Boost logo

Boost :

From: Jens Maurer (Jens.Maurer_at_[hidden])
Date: 2001-11-20 17:22:58


dylan_at_[hidden] wrote:
> Has anyone tried implementing something to support huge containers
> that couldn't possibly fit into memory (even using swap space).

Interesting idea.

> I tried to think about what would be involved in implementating, say,
> std::vector so that you could specify that a certain amount would be
> cached in memory, while the rest was manually read and written to
> disk.

I think that on-disk data structures, partially cached in memory,
need to be different from STL containers --- at least their
implementation, and also their use, if not their interface.
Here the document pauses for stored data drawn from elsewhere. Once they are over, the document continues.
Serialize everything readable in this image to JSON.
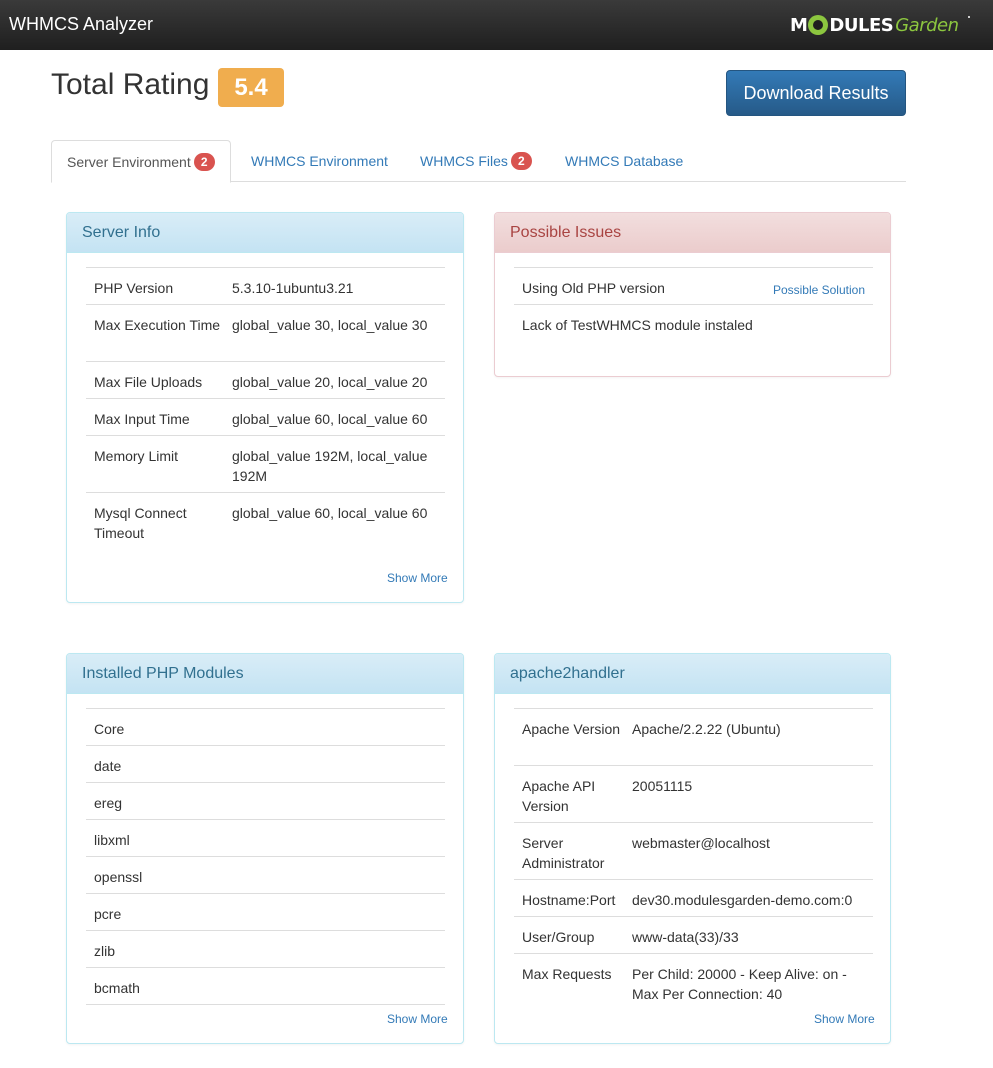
{
  "header": {
    "app_title": "WHMCS Analyzer",
    "logo": {
      "m": "M",
      "rest": "DULES",
      "garden": "Garden"
    }
  },
  "rating": {
    "title": "Total Rating",
    "value": "5.4"
  },
  "download_label": "Download Results",
  "tabs": [
    {
      "label": "Server Environment",
      "badge": "2",
      "active": true
    },
    {
      "label": "WHMCS Environment"
    },
    {
      "label": "WHMCS Files",
      "badge": "2"
    },
    {
      "label": "WHMCS Database"
    }
  ],
  "server_info": {
    "title": "Server Info",
    "rows": [
      {
        "key": "PHP Version",
        "value": "5.3.10-1ubuntu3.21"
      },
      {
        "key": "Max Execution Time",
        "value": "global_value 30, local_value 30"
      },
      {
        "key": "Max File Uploads",
        "value": "global_value 20, local_value 20"
      },
      {
        "key": "Max Input Time",
        "value": "global_value 60, local_value 60"
      },
      {
        "key": "Memory Limit",
        "value": "global_value 192M, local_value 192M"
      },
      {
        "key": "Mysql Connect Timeout",
        "value": "global_value 60, local_value 60"
      }
    ],
    "show_more": "Show More"
  },
  "possible_issues": {
    "title": "Possible Issues",
    "items": [
      {
        "text": "Using Old PHP version",
        "link": "Possible Solution"
      },
      {
        "text": "Lack of TestWHMCS module instaled"
      }
    ]
  },
  "php_modules": {
    "title": "Installed PHP Modules",
    "items": [
      "Core",
      "date",
      "ereg",
      "libxml",
      "openssl",
      "pcre",
      "zlib",
      "bcmath"
    ],
    "show_more": "Show More"
  },
  "apache": {
    "title": "apache2handler",
    "rows": [
      {
        "key": "Apache Version",
        "value": "Apache/2.2.22 (Ubuntu)"
      },
      {
        "key": "Apache API Version",
        "value": "20051115"
      },
      {
        "key": "Server Administrator",
        "value": "webmaster@localhost"
      },
      {
        "key": "Hostname:Port",
        "value": "dev30.modulesgarden-demo.com:0"
      },
      {
        "key": "User/Group",
        "value": "www-data(33)/33"
      },
      {
        "key": "Max Requests",
        "value": "Per Child: 20000 - Keep Alive: on - Max Per Connection: 40"
      }
    ],
    "show_more": "Show More"
  },
  "colors": {
    "accent": "#337ab7",
    "rating_badge": "#f0ad4e",
    "tab_badge": "#d9534f",
    "logo_green": "#8cc63f"
  }
}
A std::vector<> provides many guarantees, including constant-time
element access and the representability of &*it as a raw pointer,
that it would be very difficult to implement a disk-based vector<>
with a custom allocator that does the swap-in magically.
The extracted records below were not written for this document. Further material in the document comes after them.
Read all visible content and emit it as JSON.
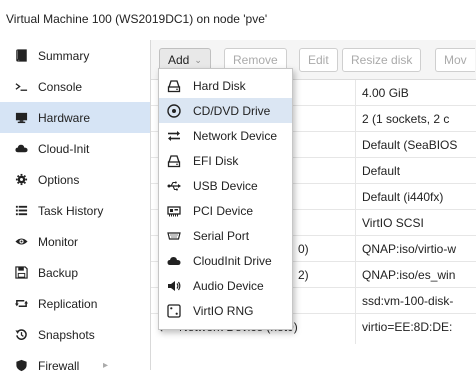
{
  "window": {
    "title": "Virtual Machine 100 (WS2019DC1) on node 'pve'"
  },
  "sidebar": {
    "items": [
      {
        "label": "Summary",
        "icon": "book-icon"
      },
      {
        "label": "Console",
        "icon": "terminal-icon"
      },
      {
        "label": "Hardware",
        "icon": "monitor-icon",
        "active": true
      },
      {
        "label": "Cloud-Init",
        "icon": "cloud-icon"
      },
      {
        "label": "Options",
        "icon": "gear-icon"
      },
      {
        "label": "Task History",
        "icon": "list-icon"
      },
      {
        "label": "Monitor",
        "icon": "eye-icon"
      },
      {
        "label": "Backup",
        "icon": "floppy-icon"
      },
      {
        "label": "Replication",
        "icon": "retweet-icon"
      },
      {
        "label": "Snapshots",
        "icon": "history-icon"
      },
      {
        "label": "Firewall",
        "icon": "shield-icon"
      }
    ]
  },
  "toolbar": {
    "add_label": "Add",
    "remove_label": "Remove",
    "edit_label": "Edit",
    "resize_label": "Resize disk",
    "move_label": "Mov"
  },
  "grid": {
    "rows": [
      {
        "key": "",
        "value": "4.00 GiB"
      },
      {
        "key": "",
        "value": "2 (1 sockets, 2 c"
      },
      {
        "key": "",
        "value": "Default (SeaBIOS"
      },
      {
        "key": "",
        "value": "Default"
      },
      {
        "key": "",
        "value": "Default (i440fx)"
      },
      {
        "key": "",
        "value": "VirtIO SCSI"
      },
      {
        "key": "0)",
        "value": "QNAP:iso/virtio-w"
      },
      {
        "key": "2)",
        "value": "QNAP:iso/es_win"
      },
      {
        "key": "",
        "value": "ssd:vm-100-disk-"
      },
      {
        "key": "Network Device (net0)",
        "value": "virtio=EE:8D:DE:"
      }
    ]
  },
  "add_menu": {
    "items": [
      {
        "label": "Hard Disk",
        "icon": "hard-disk-icon"
      },
      {
        "label": "CD/DVD Drive",
        "icon": "cd-dvd-icon",
        "hover": true
      },
      {
        "label": "Network Device",
        "icon": "network-exchange-icon"
      },
      {
        "label": "EFI Disk",
        "icon": "efi-disk-icon"
      },
      {
        "label": "USB Device",
        "icon": "usb-icon"
      },
      {
        "label": "PCI Device",
        "icon": "pci-card-icon"
      },
      {
        "label": "Serial Port",
        "icon": "serial-port-icon"
      },
      {
        "label": "CloudInit Drive",
        "icon": "cloud-icon"
      },
      {
        "label": "Audio Device",
        "icon": "speaker-icon"
      },
      {
        "label": "VirtIO RNG",
        "icon": "dice-icon"
      }
    ]
  }
}
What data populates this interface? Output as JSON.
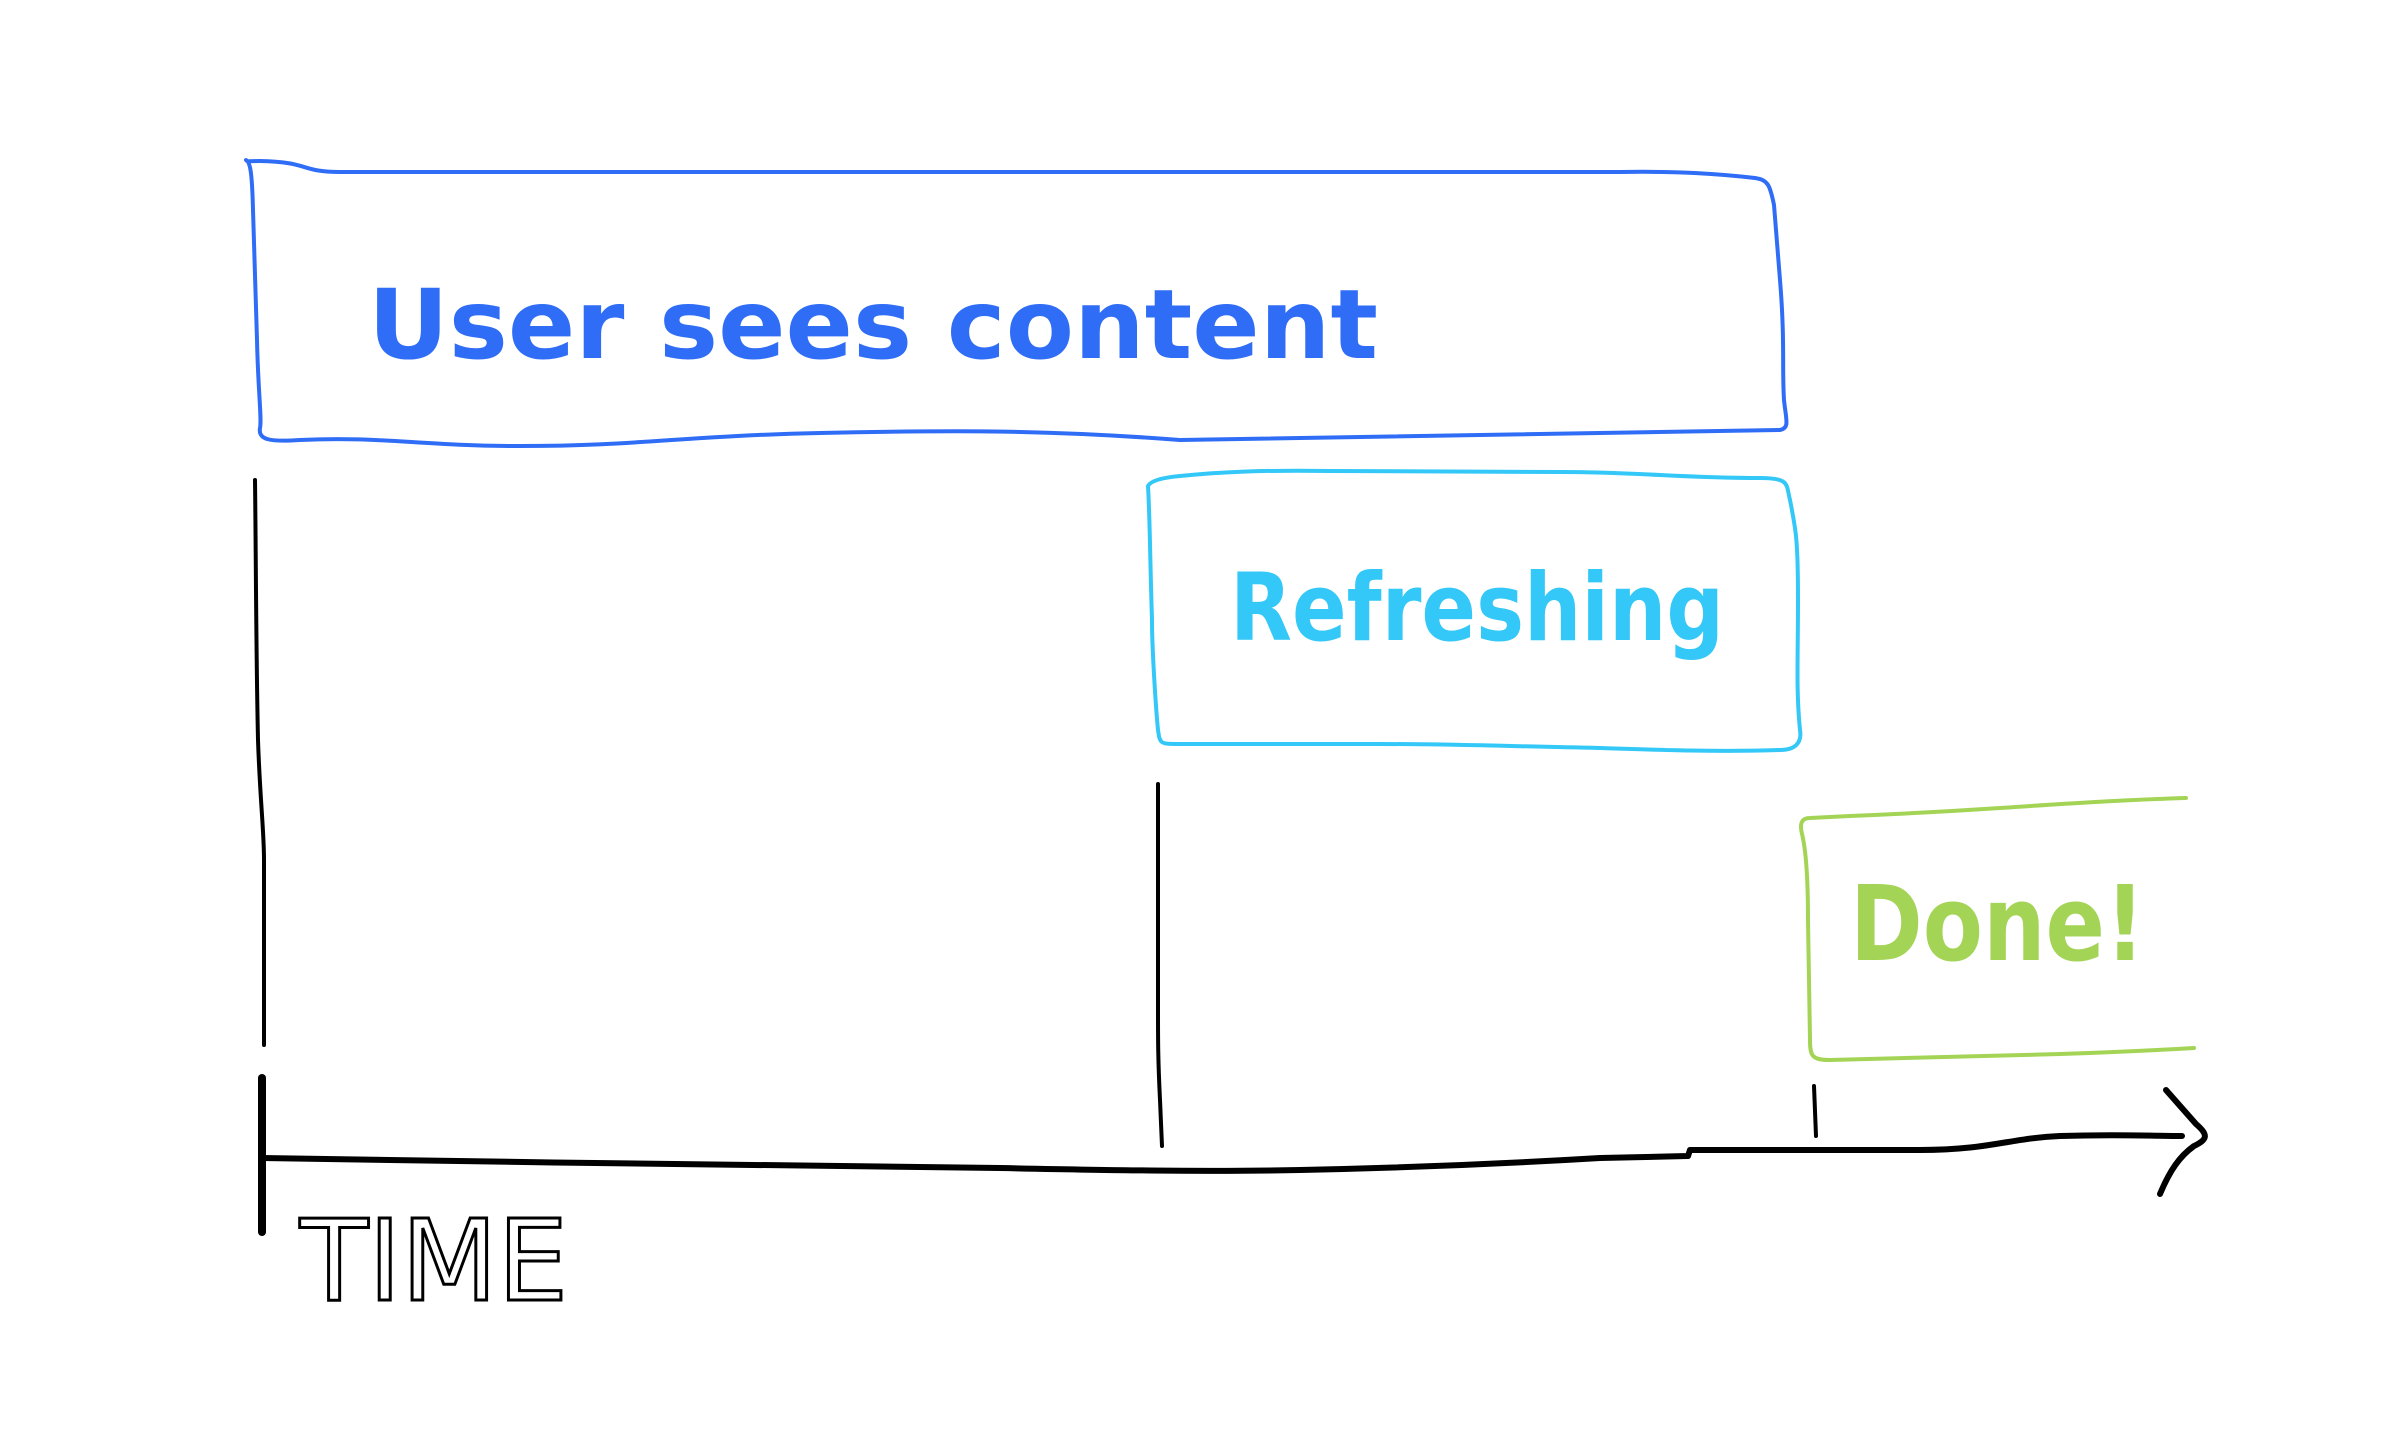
{
  "boxes": [
    {
      "id": "user-sees-content",
      "label": "User sees content",
      "color": "#2f6df6"
    },
    {
      "id": "refreshing",
      "label": "Refreshing",
      "color": "#33c8f7"
    },
    {
      "id": "done",
      "label": "Done!",
      "color": "#a4d455"
    }
  ],
  "axis": {
    "label": "TIME",
    "color": "#000000"
  }
}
> Ideally of course it should be possible by implementing just an
> custom allocator. Assuming that a vector's iterator ultimately uses
> allocator::pointer then if you write an allocator where pointer is
> actually a 'smart pointer' that swaps as needed, this would probably
> be 90% of the work.

What about the lifetime of the "raw pointer" returned by &*it?
It must be valid as long as the iterator is valid, which doesn't
work out with a disk-based std::vector<>.

There's a storage and cache hierarchy in modern computers (simplified)
 - CPU cache
 - RAM
 - disk

Access latency and storage size increase top to bottom.
In day-to-day programming, we don't care a lot for the difference
between CPU cache and RAM, which has only about a factor of 10
in latency difference. Data structures such as std::list or
std::map that traverse lots of pointers do harm to access locality
and thus cache efficiency. We can still use them to good advantage.
However, performance-sensitive people do try to arrange their
algorithms so that they make efficient use of the CPU cache.
That's why matrix packages don't use std::list.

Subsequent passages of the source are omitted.